Of course, I’m not talking about the situation where one child has an illness or disability that requires lifetime care, although even in this case, parents can use the rest of the children to serve the needs of the most needy.  Some parents even decide to have a second child as an organ donor.  I’m talking about the situations in which the children are basically okay, but one is selected as the favorite.

In some cultures the favored child is the son who will inherit everything while the daughters are raised to serve the ruling male.  You can hear them say, “If only you did what your brother wants, we’d have peace and be a loving family.”

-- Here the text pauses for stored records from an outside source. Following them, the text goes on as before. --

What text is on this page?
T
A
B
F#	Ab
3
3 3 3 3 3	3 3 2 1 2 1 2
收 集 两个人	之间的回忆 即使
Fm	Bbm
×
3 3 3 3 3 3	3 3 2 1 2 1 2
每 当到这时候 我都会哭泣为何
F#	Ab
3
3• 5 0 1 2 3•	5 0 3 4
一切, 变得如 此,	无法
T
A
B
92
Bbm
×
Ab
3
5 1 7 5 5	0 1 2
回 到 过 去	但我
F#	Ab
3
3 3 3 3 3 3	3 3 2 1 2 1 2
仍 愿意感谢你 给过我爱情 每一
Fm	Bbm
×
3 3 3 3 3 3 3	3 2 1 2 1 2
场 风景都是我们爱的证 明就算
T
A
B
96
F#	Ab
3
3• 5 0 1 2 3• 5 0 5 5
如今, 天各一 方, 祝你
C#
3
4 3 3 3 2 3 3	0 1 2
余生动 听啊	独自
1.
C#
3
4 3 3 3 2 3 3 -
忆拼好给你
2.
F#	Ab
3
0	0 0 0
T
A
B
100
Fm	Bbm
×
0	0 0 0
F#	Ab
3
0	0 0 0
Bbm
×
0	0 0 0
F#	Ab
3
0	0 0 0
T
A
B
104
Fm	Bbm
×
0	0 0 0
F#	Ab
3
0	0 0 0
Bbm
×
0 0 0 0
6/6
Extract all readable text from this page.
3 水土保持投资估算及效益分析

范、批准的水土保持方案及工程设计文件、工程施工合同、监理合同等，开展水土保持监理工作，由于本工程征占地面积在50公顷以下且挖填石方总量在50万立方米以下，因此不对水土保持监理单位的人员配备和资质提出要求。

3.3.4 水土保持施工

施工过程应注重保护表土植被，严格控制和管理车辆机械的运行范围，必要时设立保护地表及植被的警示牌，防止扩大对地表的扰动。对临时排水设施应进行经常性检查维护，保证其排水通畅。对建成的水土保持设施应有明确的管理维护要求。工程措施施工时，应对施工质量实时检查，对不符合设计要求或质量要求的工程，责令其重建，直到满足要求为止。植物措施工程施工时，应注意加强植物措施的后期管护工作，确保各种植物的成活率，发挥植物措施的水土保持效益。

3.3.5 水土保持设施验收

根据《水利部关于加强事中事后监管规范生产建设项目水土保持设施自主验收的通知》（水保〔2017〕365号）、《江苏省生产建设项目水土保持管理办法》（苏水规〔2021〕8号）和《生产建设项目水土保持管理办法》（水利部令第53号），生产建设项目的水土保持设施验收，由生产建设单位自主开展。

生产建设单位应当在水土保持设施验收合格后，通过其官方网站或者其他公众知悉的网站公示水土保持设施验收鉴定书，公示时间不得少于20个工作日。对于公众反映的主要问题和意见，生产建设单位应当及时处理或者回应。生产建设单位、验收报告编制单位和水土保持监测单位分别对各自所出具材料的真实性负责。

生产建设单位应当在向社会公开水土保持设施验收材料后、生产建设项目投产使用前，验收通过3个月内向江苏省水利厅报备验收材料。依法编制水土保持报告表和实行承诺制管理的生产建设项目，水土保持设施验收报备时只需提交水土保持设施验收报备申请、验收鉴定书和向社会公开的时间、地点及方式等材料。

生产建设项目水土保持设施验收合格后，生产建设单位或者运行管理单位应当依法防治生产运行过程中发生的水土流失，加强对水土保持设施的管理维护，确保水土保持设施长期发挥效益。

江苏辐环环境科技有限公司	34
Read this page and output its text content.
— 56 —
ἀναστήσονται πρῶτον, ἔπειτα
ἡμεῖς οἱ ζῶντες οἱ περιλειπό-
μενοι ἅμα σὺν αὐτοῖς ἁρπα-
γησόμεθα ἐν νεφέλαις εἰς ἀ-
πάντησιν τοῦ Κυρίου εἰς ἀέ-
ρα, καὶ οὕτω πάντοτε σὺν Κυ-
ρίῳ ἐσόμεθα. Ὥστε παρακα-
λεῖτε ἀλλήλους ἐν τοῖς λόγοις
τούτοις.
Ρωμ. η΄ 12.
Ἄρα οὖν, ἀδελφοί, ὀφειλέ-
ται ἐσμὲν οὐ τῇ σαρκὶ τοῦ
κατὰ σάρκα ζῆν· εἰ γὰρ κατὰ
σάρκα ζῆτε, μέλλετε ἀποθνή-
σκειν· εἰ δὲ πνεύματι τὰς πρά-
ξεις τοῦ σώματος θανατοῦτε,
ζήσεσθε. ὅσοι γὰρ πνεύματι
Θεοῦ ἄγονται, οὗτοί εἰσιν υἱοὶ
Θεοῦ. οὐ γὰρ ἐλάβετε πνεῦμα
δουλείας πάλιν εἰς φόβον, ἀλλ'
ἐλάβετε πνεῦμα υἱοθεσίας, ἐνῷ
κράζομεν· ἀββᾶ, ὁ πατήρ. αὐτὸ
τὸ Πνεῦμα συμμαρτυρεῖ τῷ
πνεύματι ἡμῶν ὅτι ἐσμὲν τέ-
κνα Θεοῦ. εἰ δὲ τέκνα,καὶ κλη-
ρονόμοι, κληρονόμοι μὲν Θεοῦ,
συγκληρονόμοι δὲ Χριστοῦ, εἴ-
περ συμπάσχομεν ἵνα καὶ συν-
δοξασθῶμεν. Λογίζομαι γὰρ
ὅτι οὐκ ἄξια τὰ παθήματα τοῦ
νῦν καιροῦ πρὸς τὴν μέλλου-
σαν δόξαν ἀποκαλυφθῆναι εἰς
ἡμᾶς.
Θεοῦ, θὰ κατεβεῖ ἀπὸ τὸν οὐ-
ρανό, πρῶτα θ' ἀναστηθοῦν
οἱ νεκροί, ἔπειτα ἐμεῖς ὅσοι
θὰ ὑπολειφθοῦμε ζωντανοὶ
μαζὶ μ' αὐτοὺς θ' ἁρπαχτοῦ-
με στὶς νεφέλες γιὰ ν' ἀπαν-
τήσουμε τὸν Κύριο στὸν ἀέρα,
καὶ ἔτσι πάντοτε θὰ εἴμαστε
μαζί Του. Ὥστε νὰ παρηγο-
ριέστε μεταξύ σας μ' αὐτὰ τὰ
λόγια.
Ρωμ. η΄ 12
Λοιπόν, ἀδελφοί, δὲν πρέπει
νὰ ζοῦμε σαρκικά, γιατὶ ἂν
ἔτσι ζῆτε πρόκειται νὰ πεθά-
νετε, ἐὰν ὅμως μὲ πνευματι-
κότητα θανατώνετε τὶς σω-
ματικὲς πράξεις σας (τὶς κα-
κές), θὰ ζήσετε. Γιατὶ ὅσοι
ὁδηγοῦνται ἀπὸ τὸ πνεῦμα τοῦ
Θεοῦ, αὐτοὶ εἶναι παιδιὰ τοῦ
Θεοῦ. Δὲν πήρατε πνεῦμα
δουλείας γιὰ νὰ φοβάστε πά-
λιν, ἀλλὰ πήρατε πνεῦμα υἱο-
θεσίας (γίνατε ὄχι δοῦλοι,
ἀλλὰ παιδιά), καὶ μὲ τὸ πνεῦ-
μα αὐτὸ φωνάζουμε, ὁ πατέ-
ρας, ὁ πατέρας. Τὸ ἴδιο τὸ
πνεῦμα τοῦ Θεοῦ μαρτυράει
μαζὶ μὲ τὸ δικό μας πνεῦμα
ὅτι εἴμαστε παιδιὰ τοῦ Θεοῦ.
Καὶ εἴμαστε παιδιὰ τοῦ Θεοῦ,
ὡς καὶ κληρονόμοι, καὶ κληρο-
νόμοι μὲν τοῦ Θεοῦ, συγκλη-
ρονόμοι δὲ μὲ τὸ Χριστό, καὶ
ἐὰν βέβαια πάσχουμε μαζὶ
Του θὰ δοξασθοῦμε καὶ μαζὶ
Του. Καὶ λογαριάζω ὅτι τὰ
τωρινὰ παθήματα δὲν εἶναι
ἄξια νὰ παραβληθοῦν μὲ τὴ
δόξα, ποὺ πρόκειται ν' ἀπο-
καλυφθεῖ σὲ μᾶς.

Other families label one sister as the “good child” who is held up as a paragon of virtue or success impossible for the other daughters to reach.  You know who the “bad” or “failures” daughters are.  You can hear the parents say, “Ah, if only you were as loving, kind and good as your sisters.”

Sometimes, one child is favored because mom and/or dad think that child is the sensitive one.  His feelings count more than everyone else’s.  Therefore, they say, we must organize our schedules and plans around the wishes of that child.  “After all,” they say, “We wouldn’t want to disappoint your brother or hurt his feelings.”

The situation is even worse when the favorite children know they can get away with anything and use the power to bully and torment the other children.  You recognize all those sarcastic remarks that have hidden meanings and can drive you crazy.

But no matter how hard you’ve tried, no matter what good deeds you’ve performed or sacrifices you’ve made, eventually you realize that nothing you do will ever be good enough.  The favorite daughter’s wish that they could do more or slightest effort will be counted and praised more than yours.

So what can you do?

These situations are tough because they’re based on hidden feelings and attitudes, and because they’ve been going on for decades.  It feels natural by now; “It’s just the way we do it.”

Some typical steps people use to get free from the domination of the family by one sibling are:

  1. Inner commitment to break the pattern even if that means going your own way.  Stop your negative self-talk; it’ll create self-doubt and destroy your confidence and self-esteem.  It’s not your fault.  It’s about them and their decision to favor one child over the others.  Your goal can’t be to change their behavior; that’s often impossible.  Your goal is to stand your ground so you can create your own island of good cheer if you have to.
  2. Give people a chance by telling them, in private, what you plan to do.  Line up allies if there are any to be had.  Plan specific actions so you can support each other effectively.
  3. Plan tactics carefully.  Pick your fights selectively; don’t fight about everything.  You know what’s likely to happen.  What will you say or do in response?
  4. Stay calm.  Ignore the little snide comments and put downs that used to drive you crazy.  Don’t argue about the details or the old family history.  Don’t debate who is more worthy or who has suffered the most.  Simply state your needs, standards and decisions.
  5. Expect the bullies to spin the story their way, lie and go behind your back to create alliances and pressure groups.  Prepared to be blamed, labeled and shunned.  Prepare to be cut out of the Will.
  6. Be persistent.  Have real consequences, like not attending or like leaving early.  Words, arguments and logic don’t count; only actions count.  Stand your ground.
  7. Prepare to be surprised.  Often, families will accommodate the most stubborn and difficult person, whether they’re right and fair or not.  You may have to be more stubborn than anyone else.

Get a good coach to help you rally your spirit and plan effective tactics.

Your task is to create a family that honors, respects and appreciates you, a family in which your great efforts are worthy of being honored, a family of your heart and spirit.  That may or may not be the family you were born into.